Though records are partially complete, Pro Football Journal's research shows Davis was among the best sackers of his era totaling 9½ sacks in 1961, 13 in 1962, 8½ in 1963 (likely a few more, that missing records thing). In 1964 at least 14½, again likely a couple more, 11 more in 1965 and probably as high as a half-dozen more. The Packers play-by-play man sometimes didn't record forced fumble plays as sacks, so a review of film may be the only way to resolve this issue). His final years are pretty much complete with 11, 11, 9 and 6 sacks.
Records from 1958 in Cleveland do not exist and in 1959 he played offensive tackle so he didn't have any that season but we have seen some film of 1958 and he did have some tackles on the quarterback, the question is how many.

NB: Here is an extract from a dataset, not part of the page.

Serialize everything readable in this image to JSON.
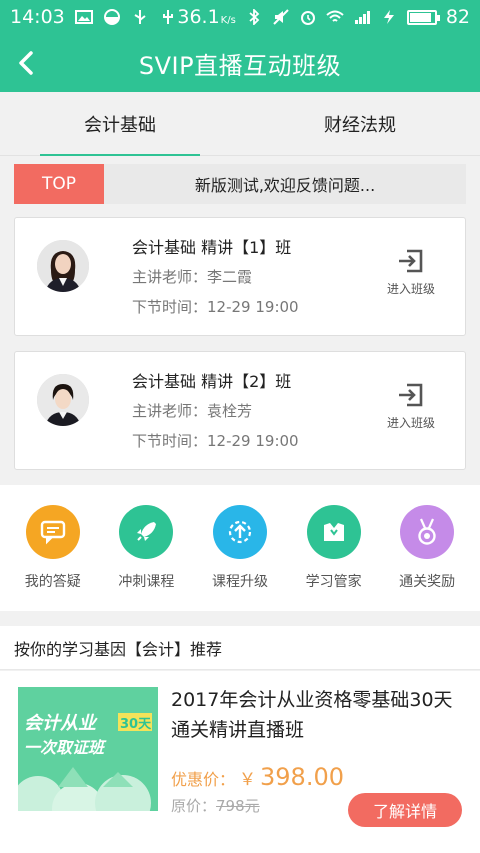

Thus, we are sure he had over 100 sacks, and likely a bit more. Maybe Dr. Feelgood can review the records in Heaven and let us know the exact number!

Former Packers center Bill Curry called him "the finest combination of leader and player that I ever saw."

As great as Davis was on the football field, he was as much, if not more of a success after his career off the field. He earned an MBA and was extremely successful in business. His perseverance in sports, he felt, gave his the ability to meet challenges and take advantage of opportunities as they came in life and in business.

Willie owned beer distributorships founding Willie Davis Distributing in 1970, which distributed Schlitz along with other beer brands, and All-Pro Broadcasting, which now owns several radio stations, six years later. He also served on the boards of directors of several Fortune 500 companies including the boards of Dow Chemical, MGM Resorts International, Schlitz Brewing, Sara Lee, American Express, Mattel—and the Green Bay Packers.
Davis on the sideline of the 1971 College All-Star game in Chicago
In addition to his business ventures, from 1970-75 Davis volunteered to coach the defensive line for the College All-Stars in the annual game between the best of the college players and the reigning NFL champions coaching the likes of Randy White, Jack Youngblood, Cedrick Hardman, Mike Reid and gave them a little advanced training as to what being an NFL defensive lineman would be like.

Said Jack Youngblood to the Los Angeles Times

Additionally, Davis was a color commentator for NFL games on NFL from 1970 through 1975 usually partnering with Ross Porter.

Davis was born in Lisbon Lousiana but was raised in Texarkana, Ark. He was raised by a  single mother after his father left the family when Willie was eight leaving the family poor. Davis said his mother often told him, "'I want you to go to school, get an education, get a good job, and be a better man than your father."

Of that, there is no doubt. He was a better man than 99.9% of men on the planet he just left.